同空港を管理・運営する北海道エアポート(HAP)が、空港内の約250事業所を対象に4月1日時点の従業員数を調べている。20年度のみ空港民営化に伴い、6月1日時点の従業員数を統計にした。
分野ごとの従業員概数は、土産・物産店や飲食店などのテナント、警備など「その他」が前年度比約620人減の約5200人、「航空会社」が同350人減の約2000人、税関や出入国審査などの「官公庁」が増減なしの約500人、HAPが約330人だった。

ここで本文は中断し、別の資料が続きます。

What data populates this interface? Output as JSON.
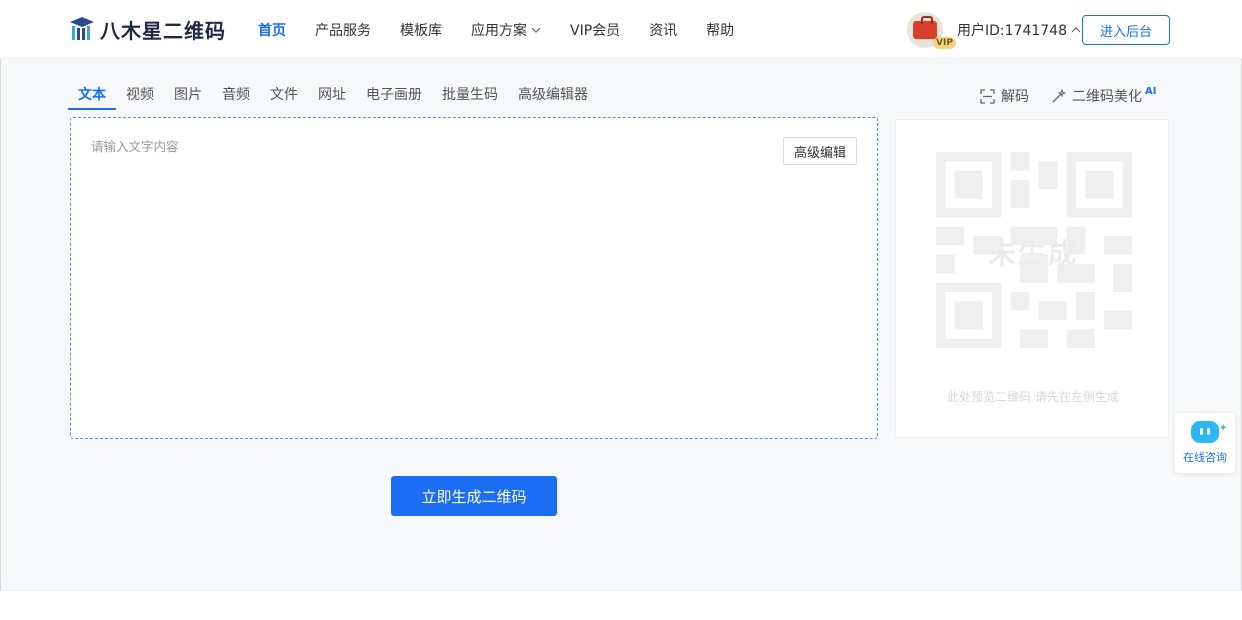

従業員数の前年割れは、東日本大震災による一時的な需要減を反映したとみられる11年度当初以来。同年7月に国内線ターミナルビルのリニューアルが完了し、店舗数を増やしたことで12年度当初は大幅に増えた。その後は国内外の航空需要の増加に比例し、従業員数も右肩上がりだった。
従業員数落ち込みの要因についてHAPは「事業者からヒアリングしていないため断言できないが、コロナ禍による航空需要の減少が影響していると思われる」と話している。